Not surprising. Being a free service, and having competition for users from TMF and Yahoo, Usenet has probably had a shortage of guiding hands to create an elaborate hierarchy of stock-specific groups, much less to find moderators for a few key investment groups.

But all those things can be created. Usenet is user-powered and always evolving. A group I used to participate in was very active, very focused (pretty much as focused as most stock boards here) and it had been established by votes cast by users already on another newsgroup higher up in the hierarchy (think of it as an outline or tree structure).

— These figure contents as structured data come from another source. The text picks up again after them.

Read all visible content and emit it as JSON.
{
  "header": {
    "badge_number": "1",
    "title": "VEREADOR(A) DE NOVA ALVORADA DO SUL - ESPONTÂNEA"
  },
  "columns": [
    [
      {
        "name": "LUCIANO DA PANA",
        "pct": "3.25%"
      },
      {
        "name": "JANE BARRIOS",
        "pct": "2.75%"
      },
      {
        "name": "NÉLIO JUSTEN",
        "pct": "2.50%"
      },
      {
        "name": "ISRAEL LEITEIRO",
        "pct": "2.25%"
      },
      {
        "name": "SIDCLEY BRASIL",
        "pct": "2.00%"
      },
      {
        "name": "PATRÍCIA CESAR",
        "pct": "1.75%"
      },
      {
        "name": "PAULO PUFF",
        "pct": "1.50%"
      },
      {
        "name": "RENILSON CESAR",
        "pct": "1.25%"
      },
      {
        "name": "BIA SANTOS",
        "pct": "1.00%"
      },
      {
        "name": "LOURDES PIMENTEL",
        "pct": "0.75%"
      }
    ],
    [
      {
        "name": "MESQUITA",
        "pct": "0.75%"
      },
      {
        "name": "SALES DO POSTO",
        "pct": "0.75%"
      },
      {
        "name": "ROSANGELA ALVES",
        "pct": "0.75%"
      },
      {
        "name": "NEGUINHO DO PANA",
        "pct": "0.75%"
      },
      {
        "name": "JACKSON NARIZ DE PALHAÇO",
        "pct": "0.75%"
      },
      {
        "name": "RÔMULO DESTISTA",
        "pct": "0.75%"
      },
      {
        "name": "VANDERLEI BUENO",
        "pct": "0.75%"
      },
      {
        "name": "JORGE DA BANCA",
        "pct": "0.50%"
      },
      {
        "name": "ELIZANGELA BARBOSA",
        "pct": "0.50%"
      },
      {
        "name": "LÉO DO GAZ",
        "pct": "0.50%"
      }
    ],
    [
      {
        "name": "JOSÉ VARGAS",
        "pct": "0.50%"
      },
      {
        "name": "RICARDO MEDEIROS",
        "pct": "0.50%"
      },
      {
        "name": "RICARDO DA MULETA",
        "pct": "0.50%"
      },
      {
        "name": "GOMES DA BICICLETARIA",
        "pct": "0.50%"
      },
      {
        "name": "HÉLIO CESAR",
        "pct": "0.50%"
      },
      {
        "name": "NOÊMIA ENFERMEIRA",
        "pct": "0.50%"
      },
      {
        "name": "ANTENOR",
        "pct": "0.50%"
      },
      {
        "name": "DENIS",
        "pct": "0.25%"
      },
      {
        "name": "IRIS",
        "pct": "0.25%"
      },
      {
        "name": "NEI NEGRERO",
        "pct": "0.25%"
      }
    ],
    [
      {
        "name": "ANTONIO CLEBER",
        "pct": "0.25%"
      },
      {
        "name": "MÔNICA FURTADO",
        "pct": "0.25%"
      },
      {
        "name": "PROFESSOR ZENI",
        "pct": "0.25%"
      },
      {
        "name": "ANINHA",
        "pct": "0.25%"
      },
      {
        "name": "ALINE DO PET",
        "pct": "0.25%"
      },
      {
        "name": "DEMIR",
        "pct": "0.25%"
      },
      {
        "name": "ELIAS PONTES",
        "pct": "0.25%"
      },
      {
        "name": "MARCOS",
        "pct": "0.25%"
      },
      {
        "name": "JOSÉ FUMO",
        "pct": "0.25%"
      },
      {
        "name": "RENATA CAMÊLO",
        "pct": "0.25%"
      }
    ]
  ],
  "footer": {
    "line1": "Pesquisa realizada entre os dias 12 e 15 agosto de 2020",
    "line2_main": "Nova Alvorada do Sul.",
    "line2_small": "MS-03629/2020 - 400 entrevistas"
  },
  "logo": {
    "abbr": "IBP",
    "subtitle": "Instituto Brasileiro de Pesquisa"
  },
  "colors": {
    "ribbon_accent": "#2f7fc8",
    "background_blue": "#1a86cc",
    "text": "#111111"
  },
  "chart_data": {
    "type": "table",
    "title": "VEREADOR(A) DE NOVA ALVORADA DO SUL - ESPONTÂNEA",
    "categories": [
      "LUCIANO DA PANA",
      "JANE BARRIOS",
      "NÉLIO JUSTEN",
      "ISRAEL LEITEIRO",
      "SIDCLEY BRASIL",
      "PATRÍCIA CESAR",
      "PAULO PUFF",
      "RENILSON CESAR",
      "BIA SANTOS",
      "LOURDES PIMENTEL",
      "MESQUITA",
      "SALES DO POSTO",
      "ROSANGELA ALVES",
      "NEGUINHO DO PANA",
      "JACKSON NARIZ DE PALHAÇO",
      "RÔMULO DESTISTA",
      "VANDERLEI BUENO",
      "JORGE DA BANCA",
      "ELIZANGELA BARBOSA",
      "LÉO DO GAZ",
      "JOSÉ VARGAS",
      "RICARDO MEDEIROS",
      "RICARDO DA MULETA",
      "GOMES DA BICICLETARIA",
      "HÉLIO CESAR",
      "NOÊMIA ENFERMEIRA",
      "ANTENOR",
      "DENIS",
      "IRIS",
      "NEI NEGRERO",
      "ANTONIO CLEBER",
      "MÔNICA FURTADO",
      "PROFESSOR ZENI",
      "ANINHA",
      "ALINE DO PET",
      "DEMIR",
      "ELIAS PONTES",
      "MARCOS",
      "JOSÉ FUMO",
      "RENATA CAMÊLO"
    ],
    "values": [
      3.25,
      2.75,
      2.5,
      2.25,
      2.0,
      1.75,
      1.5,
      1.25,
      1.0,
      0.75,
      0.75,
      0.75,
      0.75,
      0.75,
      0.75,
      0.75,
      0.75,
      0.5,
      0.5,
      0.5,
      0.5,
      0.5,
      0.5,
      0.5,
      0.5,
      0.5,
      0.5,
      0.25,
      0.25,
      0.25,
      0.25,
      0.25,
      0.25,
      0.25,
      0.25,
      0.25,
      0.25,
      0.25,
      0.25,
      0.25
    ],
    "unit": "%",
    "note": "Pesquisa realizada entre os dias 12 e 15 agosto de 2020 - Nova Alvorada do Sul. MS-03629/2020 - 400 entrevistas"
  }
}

I don't know what groups are there now, but you could have misc.invest, then below that, misc.invest.bonds, misc.invest.mutualfunds and of course misc.invest.stocks -- below which would be company-specific groups. In the "misc" hierarchy it is somewhat harder to get groups started specifically to keep things from getting crazy. But in others (like the alt hierarchy) people start up newsgroups pretty readily.

Anyway, if this site did not offer this service, and Yahoo didn't offer an alternative, I would be over on Usenet, and so would half the people here, I suspect. Usenet is still an excellent information source in some content areas, and you just learn to filter out noise. A moderated newsgroup takes care of that, but I don't know how they are established.

In my experience, people on Usenet groups are just as nice, just as friendly, and just as helpful as anybody I've "met" here. And the sense of community builds very rapidly. It is an online thing, not specific to this site. Those who cite TMF as being unique in that "community" concept evidently aren't aware that it goes back a long time and has many parallels.